A cohort study (3) of 250 adults suffering from HSP was retrospectively analyzed for a median follow-up period of 14.8 yr. The risk of progression to renal insufficiency, which ranges from 5% to 15% in children, seems to be much higher in adults, at approximately 30%. They reported to define long-term prognosis and risk factors for severe renal failure in adults with HSPN. Renal function impairment and proteinuria level at presentation and, the degree of interstitial fibrosis, percentage of sclerotic glomeruli, and presence of glomeruli with fibrinoid necrosis on renal biopsy were associated with a poor renal prognosis.

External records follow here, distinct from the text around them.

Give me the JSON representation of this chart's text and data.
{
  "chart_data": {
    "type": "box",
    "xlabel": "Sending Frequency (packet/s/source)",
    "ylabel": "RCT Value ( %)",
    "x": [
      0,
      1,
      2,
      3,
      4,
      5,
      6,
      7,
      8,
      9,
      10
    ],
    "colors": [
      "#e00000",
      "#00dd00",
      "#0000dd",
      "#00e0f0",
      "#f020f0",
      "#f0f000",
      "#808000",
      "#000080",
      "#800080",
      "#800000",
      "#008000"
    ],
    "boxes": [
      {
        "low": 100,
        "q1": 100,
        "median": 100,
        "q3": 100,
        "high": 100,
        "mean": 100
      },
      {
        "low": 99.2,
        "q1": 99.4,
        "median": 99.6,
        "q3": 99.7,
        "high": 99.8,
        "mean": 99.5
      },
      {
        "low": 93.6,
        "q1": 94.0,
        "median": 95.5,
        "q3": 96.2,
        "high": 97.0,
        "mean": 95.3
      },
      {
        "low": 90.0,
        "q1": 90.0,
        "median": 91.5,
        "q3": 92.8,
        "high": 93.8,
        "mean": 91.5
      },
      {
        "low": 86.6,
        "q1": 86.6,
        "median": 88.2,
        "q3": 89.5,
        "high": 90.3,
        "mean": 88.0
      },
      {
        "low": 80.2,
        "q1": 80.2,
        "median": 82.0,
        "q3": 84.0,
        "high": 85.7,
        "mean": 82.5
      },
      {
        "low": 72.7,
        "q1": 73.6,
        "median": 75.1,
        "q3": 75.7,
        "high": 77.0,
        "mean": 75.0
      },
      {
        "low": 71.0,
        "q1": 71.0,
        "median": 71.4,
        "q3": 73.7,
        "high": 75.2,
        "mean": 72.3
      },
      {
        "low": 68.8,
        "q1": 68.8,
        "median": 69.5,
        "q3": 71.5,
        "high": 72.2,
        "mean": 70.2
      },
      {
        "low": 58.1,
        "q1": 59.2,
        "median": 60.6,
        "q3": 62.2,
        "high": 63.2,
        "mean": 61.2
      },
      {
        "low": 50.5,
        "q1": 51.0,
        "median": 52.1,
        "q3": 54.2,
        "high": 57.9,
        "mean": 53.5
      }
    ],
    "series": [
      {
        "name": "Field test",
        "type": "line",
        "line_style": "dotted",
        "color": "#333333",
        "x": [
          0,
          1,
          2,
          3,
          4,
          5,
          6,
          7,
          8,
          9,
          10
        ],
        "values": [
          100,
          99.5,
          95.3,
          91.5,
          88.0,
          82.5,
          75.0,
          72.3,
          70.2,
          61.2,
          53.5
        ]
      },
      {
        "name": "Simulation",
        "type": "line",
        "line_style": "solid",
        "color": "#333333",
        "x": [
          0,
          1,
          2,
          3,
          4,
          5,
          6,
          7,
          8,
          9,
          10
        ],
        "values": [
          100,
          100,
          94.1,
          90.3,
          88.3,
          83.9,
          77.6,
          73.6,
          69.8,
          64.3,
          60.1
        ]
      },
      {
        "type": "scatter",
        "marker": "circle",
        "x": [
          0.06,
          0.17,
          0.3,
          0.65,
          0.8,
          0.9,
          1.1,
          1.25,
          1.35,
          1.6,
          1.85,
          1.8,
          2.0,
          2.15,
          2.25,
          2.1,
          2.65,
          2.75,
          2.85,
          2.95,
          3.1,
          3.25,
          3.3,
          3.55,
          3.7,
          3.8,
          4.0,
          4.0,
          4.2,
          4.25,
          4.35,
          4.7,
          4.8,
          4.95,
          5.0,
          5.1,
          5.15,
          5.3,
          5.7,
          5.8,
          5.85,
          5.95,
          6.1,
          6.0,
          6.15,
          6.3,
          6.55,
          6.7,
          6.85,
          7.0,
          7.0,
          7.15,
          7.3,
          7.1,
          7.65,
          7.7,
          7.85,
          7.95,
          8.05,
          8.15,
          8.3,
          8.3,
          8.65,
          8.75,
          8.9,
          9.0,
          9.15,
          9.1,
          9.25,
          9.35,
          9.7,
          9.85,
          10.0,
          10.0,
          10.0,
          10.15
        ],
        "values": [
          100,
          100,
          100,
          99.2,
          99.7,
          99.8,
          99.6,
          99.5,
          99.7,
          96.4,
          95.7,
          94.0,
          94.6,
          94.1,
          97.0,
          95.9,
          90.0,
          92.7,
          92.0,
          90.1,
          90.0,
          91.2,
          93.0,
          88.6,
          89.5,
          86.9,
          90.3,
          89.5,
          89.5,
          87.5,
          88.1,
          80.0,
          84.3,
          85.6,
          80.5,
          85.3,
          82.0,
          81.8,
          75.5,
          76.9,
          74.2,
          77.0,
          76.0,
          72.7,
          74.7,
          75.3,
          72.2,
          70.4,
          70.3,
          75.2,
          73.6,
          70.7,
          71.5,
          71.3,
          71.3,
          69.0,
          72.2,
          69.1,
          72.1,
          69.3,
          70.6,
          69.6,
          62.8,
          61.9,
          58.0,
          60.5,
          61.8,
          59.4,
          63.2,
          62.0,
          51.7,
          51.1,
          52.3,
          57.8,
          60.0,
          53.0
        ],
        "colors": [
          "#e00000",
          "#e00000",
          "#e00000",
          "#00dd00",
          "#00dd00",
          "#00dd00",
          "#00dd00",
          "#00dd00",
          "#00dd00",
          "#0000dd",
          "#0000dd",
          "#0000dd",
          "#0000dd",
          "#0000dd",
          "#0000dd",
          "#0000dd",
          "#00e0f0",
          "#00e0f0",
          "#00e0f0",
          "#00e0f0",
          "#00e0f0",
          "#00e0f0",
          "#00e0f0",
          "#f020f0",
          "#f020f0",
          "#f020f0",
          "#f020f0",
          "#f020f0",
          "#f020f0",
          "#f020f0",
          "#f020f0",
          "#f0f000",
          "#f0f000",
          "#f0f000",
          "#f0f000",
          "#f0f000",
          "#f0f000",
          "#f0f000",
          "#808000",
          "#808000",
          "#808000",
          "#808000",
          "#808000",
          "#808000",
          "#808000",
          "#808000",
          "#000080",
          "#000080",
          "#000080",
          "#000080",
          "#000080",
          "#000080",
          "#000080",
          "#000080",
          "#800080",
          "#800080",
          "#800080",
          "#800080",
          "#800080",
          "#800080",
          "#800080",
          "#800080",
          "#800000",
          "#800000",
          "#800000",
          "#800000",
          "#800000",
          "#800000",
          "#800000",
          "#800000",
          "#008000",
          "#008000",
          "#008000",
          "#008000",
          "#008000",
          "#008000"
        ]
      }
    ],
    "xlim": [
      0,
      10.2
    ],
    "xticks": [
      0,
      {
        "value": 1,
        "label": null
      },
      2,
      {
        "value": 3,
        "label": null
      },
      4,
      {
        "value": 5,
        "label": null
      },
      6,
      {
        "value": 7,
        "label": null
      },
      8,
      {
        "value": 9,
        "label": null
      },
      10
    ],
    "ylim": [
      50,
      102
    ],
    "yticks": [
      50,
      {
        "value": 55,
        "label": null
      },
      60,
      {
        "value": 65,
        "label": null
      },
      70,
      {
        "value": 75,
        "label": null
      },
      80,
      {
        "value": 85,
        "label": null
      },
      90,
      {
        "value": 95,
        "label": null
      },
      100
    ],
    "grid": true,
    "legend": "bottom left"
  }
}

Our elderly patient underwent a kidney biopsy-proven, sudden developed HSPN associated with nephritic-nephrotic syndrome with hypocomplementemia and p-ANCA after a major operation for the treatment of cancer. Renal biopsy showed crescentic glomerulonephritis indicating a poor prognosis. After being initially treated with prednisolone, his purpura and edema on the legs improved, but renal function did not improve. This case implies that the prognosis of elderly-onset crescentic HSP nephritis with positive MPO-ANCA and hypocomplentemia may be a poor outcome. Therefore, closed inspection would be helpful to monitor the progression of elderly-onset HSP, and the clinician should not delay renal biopsy to confirm the diagnosis at the time of clinical suspicion of renal involvement. Earlier diagnosis and prompt treatment of elderly-onset HSPN will prevent the progress of end-stage renal failure. Only few cases with elderly onset HSPN have been reported, especially rare with MPO-ANCA. We describe elderly onset HSPN with MPO-ANCA can be crescentic glomerulonephritis rapidly progressed to end stage renal failure.